И возвращается ветер - Владимир Буковский
Шрифт:
Интервал:
Закладка:
- Мы пересекли советскую границу, и я должен объявить вам официально, что вы выдворены, с территории СССР.
- У вас есть какой-нибудь указ, постановление?
- Нет, ничего нет.
- А как же мой приговор? Он отменен?
- Нет, он остается в силе.
- Что ж я - вроде как заключенный на каникулах, в отпуске?
- Вроде того. - Он криво усмехнулся. - Вы получите советский паспорт сроком на пять лет. Гражданства вы не лишаетесь.
Странное решение, наперекор всем советским законам. И после этого они требуют, чтобы их законы принимали всерьез. Ни посадить по закону не могут, ни освободить. Веселое государство, не соскучишься.
Самолет шел на снижение, и чекисты с любопытством поглядывали на Швейцарию.
- Лесов-то поменьше, чем у нас.
- А участков сколько, гляди! Это ведь всё частники.
- У них тут у каждого свой дом, участок.
Хорошо, когда в мире есть заграница и, воротясь из служебной командировки, можно привезти жене заграничную тряпку. Это ли не высшее благо?

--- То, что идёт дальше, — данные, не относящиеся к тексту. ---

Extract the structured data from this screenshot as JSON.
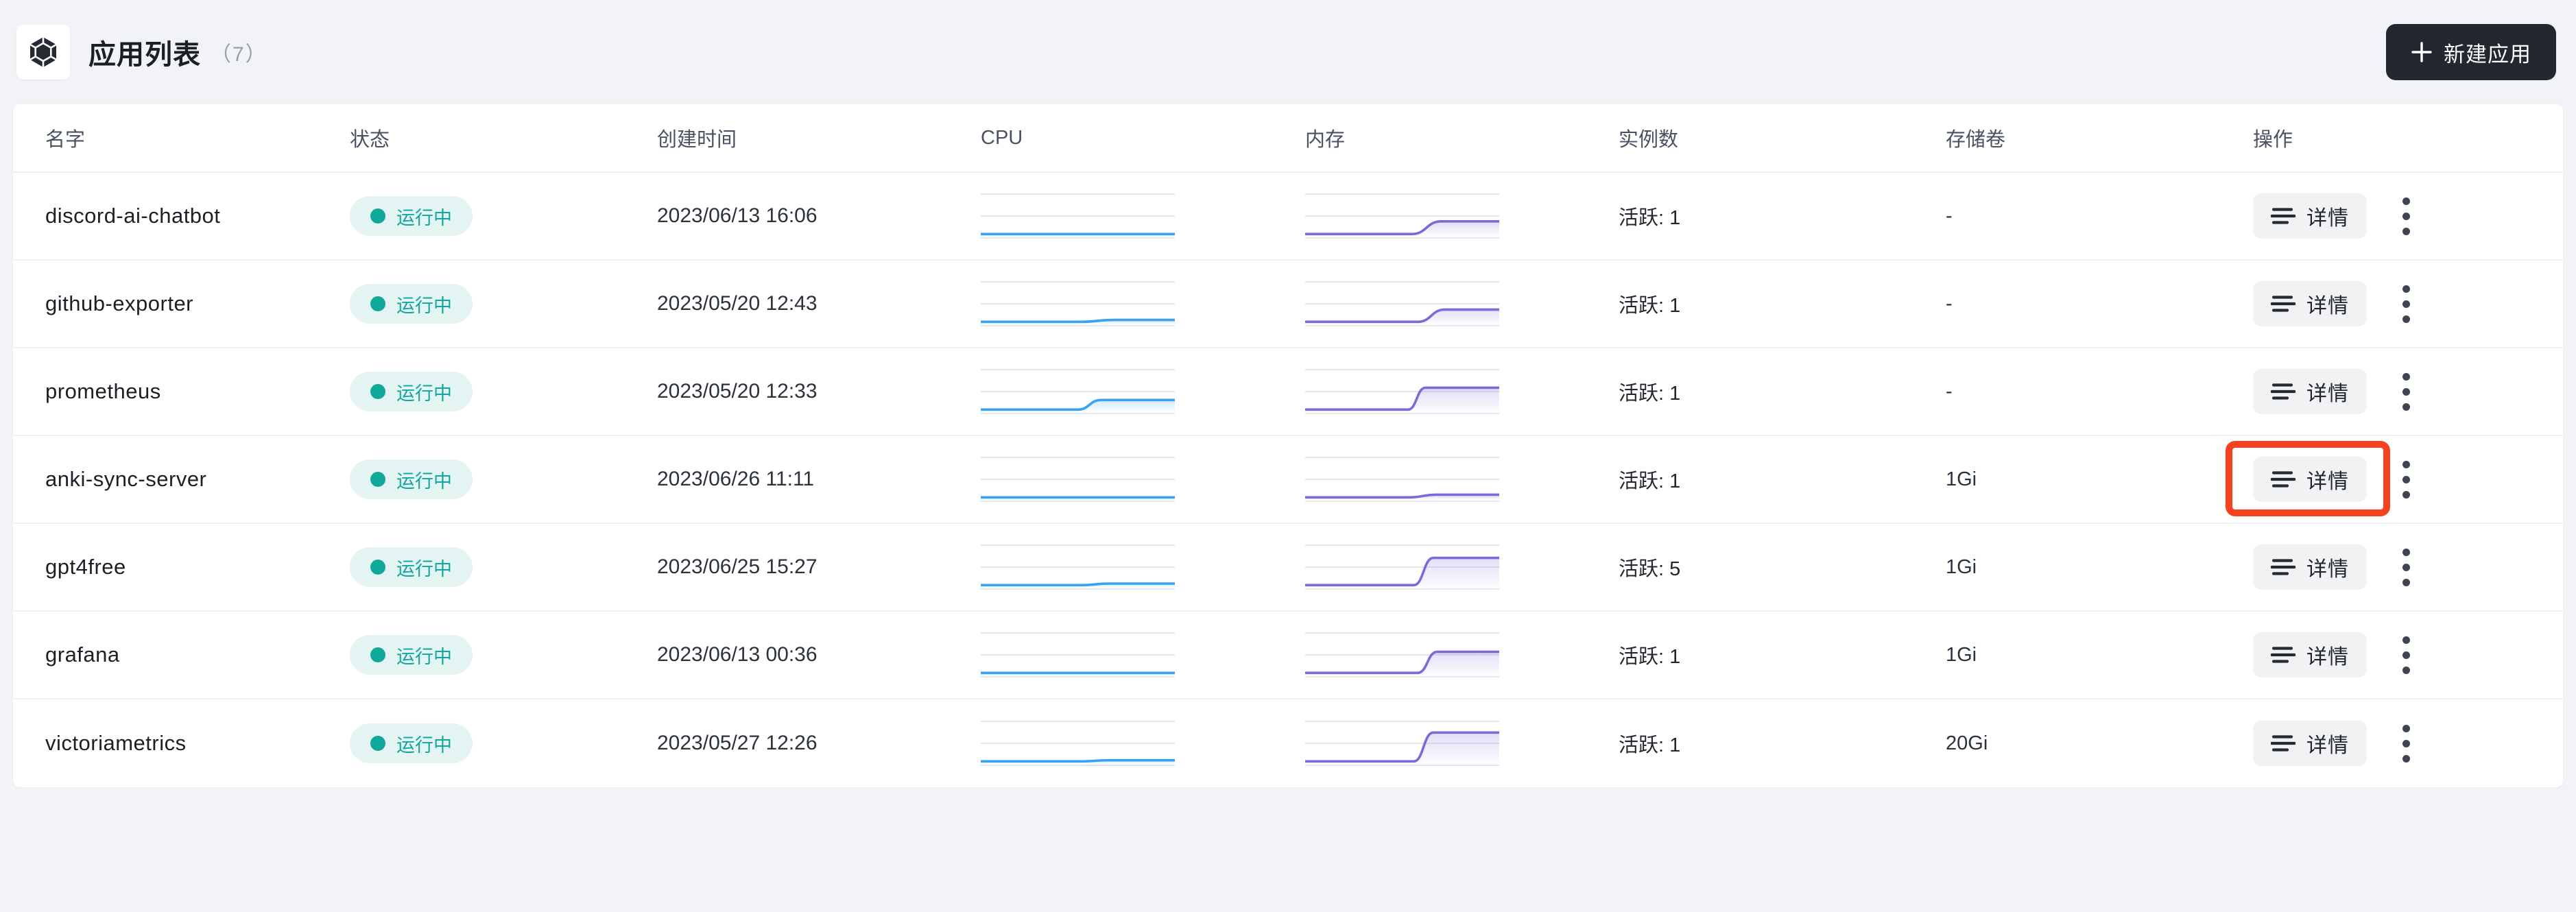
{
  "header": {
    "title": "应用列表",
    "count": "（7）",
    "new_app_label": "新建应用"
  },
  "table": {
    "columns": [
      "名字",
      "状态",
      "创建时间",
      "CPU",
      "内存",
      "实例数",
      "存储卷",
      "操作"
    ],
    "labels": {
      "details": "详情"
    },
    "rows": [
      {
        "name": "discord-ai-chatbot",
        "status": "运行中",
        "created": "2023/06/13 16:06",
        "instances": "活跃: 1",
        "storage": "-",
        "highlighted": false,
        "cpu": {
          "start": 0.03,
          "end": 0.03,
          "rise_start": 0.5,
          "rise_end": 0.6
        },
        "mem": {
          "start": 0.03,
          "end": 0.36,
          "rise_start": 0.55,
          "rise_end": 0.7
        }
      },
      {
        "name": "github-exporter",
        "status": "运行中",
        "created": "2023/05/20 12:43",
        "instances": "活跃: 1",
        "storage": "-",
        "highlighted": false,
        "cpu": {
          "start": 0.03,
          "end": 0.08,
          "rise_start": 0.52,
          "rise_end": 0.68
        },
        "mem": {
          "start": 0.03,
          "end": 0.35,
          "rise_start": 0.58,
          "rise_end": 0.72
        }
      },
      {
        "name": "prometheus",
        "status": "运行中",
        "created": "2023/05/20 12:33",
        "instances": "活跃: 1",
        "storage": "-",
        "highlighted": false,
        "cpu": {
          "start": 0.03,
          "end": 0.28,
          "rise_start": 0.5,
          "rise_end": 0.62
        },
        "mem": {
          "start": 0.03,
          "end": 0.6,
          "rise_start": 0.53,
          "rise_end": 0.62
        }
      },
      {
        "name": "anki-sync-server",
        "status": "运行中",
        "created": "2023/06/26 11:11",
        "instances": "活跃: 1",
        "storage": "1Gi",
        "highlighted": true,
        "cpu": {
          "start": 0.03,
          "end": 0.03,
          "rise_start": 0.5,
          "rise_end": 0.6
        },
        "mem": {
          "start": 0.03,
          "end": 0.1,
          "rise_start": 0.53,
          "rise_end": 0.68
        }
      },
      {
        "name": "gpt4free",
        "status": "运行中",
        "created": "2023/06/25 15:27",
        "instances": "活跃: 5",
        "storage": "1Gi",
        "highlighted": false,
        "cpu": {
          "start": 0.03,
          "end": 0.07,
          "rise_start": 0.52,
          "rise_end": 0.66
        },
        "mem": {
          "start": 0.03,
          "end": 0.74,
          "rise_start": 0.56,
          "rise_end": 0.66
        }
      },
      {
        "name": "grafana",
        "status": "运行中",
        "created": "2023/06/13 00:36",
        "instances": "活跃: 1",
        "storage": "1Gi",
        "highlighted": false,
        "cpu": {
          "start": 0.03,
          "end": 0.03,
          "rise_start": 0.5,
          "rise_end": 0.6
        },
        "mem": {
          "start": 0.03,
          "end": 0.58,
          "rise_start": 0.58,
          "rise_end": 0.68
        }
      },
      {
        "name": "victoriametrics",
        "status": "运行中",
        "created": "2023/05/27 12:26",
        "instances": "活跃: 1",
        "storage": "20Gi",
        "highlighted": false,
        "cpu": {
          "start": 0.03,
          "end": 0.06,
          "rise_start": 0.52,
          "rise_end": 0.66
        },
        "mem": {
          "start": 0.03,
          "end": 0.78,
          "rise_start": 0.56,
          "rise_end": 0.66
        }
      }
    ]
  },
  "colors": {
    "cpu_line": "#38A3F1",
    "mem_line": "#7A6BD8",
    "status_teal": "#10A79C",
    "highlight_red": "#F4411F",
    "primary_button_bg": "#23272F",
    "page_bg": "#F1F3F6"
  }
}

И чем ближе мы были к этой загранице, тем заметнее они менялись. Таяла чекистская непроницаемость, загадочная молчаливость. Оставался советский человек. На меня они поглядывали уже с некоторой завистью - я на их глазах превращался в иностранца.
Подрулили к аэропорту. И тут вдруг на поле выкатились бронетранспортеры, высыпали солдаты. Самолет оцепили.
- М-да... - грустно сказал чекист. - Вот и все. Даже в аэропорт не выйдешь.
Теперь уже они были в тюрьме, под стражей. Подъехала санитарная машина - забрали в госпитали Мишку. Потом выпустили нас с матерью. Посадили в машину советского посольства. Затем подъехала машина американского посла Дэвиса, и мы пересели в нее. Вот и вся церемония обмена. Как поднялся в самолет Корвалан - мы не видели.
Ни шмона, ни проверки документов. Чудеса. Все мое барахло, все бесценные тюремные богатства лежали тут же, прямо в тюремной матрасовке, как я их собрал в камере. Книжки, тетрадки, запрятанные ножички и лезвия, шариковые ручки, стержни... Много недель жизни для кого-то. Все это не имело больше никакой цены - в один миг изменились привычные ценности.
И пока мы ехали к зданию аэропорта, я не мог избавиться от странного ощущения, будто по чекистской оплошности провез нечто очень дорогое, запретное, чего никак нельзя было выпускать из страны. Только никакой шмон не смог бы этого обнаружить.